Positioning: Don't build "AI chatbots" -- build "fully automated business process engines."
Approach: Break complex business processes (contract review, content production, customer service) into dozens of precise atomic steps. The platform's core is the "orchestration logic" connecting these steps. This way, no matter how the underlying model updates or iterates, as long as the workflow is stable, product value remains consistent -- a powerful moat.
Positioning: Sell "reliability," not "generation capability." Be the QA service provider for AI systems.
Approach: For highly regulated industries like finance and healthcare, provide systematic testing environments. The core: automatically capture logs after each AI operation, record execution paths, and score against business constraints. When errors occur, don't just report them -- provide "rollback" functionality, turning failure handling itself into a high-value product.
Positioning: Go beyond traditional RAG into "structured knowledge management."
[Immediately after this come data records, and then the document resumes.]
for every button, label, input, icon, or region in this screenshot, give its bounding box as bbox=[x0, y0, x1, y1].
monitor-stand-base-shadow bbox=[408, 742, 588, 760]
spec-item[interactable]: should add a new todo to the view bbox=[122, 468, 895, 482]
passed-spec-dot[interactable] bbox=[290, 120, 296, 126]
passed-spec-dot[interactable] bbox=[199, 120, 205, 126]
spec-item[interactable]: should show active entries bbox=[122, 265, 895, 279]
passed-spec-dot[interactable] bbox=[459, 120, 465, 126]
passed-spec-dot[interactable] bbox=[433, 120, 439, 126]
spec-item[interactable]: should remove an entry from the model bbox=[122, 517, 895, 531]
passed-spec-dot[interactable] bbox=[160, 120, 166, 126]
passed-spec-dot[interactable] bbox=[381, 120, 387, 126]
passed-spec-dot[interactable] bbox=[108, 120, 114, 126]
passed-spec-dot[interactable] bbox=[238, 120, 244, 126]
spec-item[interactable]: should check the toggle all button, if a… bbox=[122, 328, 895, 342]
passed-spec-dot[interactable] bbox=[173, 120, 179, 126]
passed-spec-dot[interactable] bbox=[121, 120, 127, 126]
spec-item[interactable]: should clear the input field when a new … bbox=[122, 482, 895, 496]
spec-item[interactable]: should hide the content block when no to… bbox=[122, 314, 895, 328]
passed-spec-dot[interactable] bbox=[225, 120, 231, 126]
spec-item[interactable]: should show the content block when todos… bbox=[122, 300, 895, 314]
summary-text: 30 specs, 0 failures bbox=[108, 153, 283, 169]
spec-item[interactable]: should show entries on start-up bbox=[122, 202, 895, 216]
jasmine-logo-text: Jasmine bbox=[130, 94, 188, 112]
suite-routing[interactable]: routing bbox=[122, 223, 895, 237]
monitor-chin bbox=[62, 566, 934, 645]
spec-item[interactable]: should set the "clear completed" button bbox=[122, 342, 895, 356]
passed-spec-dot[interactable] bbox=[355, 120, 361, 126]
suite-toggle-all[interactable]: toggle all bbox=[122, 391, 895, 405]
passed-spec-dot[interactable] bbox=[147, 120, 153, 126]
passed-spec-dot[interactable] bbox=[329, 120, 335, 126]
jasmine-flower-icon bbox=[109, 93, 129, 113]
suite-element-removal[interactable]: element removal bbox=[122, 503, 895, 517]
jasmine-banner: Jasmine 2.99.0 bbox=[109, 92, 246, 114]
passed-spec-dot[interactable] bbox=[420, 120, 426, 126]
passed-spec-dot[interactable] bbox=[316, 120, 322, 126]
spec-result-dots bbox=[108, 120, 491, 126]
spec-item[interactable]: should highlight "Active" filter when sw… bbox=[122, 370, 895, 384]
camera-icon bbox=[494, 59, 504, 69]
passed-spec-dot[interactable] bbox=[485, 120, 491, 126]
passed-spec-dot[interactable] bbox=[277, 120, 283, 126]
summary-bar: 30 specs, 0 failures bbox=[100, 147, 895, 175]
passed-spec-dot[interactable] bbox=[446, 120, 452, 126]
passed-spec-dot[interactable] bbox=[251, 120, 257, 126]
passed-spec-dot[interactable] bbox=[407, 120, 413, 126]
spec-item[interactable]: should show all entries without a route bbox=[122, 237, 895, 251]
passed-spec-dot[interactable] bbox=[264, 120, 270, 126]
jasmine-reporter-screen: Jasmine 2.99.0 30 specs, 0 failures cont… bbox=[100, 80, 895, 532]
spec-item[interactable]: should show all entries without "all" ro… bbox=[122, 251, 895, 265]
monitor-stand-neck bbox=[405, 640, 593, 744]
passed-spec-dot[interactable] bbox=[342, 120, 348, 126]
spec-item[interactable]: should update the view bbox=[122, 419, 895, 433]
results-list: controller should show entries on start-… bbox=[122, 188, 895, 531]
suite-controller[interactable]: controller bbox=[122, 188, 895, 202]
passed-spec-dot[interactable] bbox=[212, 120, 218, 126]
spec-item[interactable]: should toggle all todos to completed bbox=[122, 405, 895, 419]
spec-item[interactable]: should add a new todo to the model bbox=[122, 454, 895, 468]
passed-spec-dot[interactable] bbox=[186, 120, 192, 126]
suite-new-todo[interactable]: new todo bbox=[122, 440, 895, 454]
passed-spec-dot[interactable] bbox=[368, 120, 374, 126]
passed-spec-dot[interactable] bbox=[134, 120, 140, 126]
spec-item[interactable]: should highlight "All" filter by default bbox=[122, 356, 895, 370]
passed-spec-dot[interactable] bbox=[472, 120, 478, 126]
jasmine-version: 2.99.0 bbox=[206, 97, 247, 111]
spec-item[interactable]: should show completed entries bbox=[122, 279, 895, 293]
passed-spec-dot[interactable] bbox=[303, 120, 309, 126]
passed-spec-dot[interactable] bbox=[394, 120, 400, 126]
Approach: Automatically clean, refine, and inject enterprise data scattered across documents and legacy systems into the Agent's runtime memory as a knowledge graph. This way the Agent doesn't merely "read" information but can "understand the relationships between pieces of information" -- referencing not just "Report A" but the intersection of Report A with current market conditions, historical policies, supply chain constraints, and all related nodes.
Prompt Engineering solves "how to explain the task clearly"
Context Engineering solves "how to provide the right information"
Harness Engineering solves "how to keep the model performing correctly during real execution"
Harness doesn't replace the first two -- it encompasses both within a larger system boundary. What truly determines whether AI can be deployed and deliver reliably is the Harness.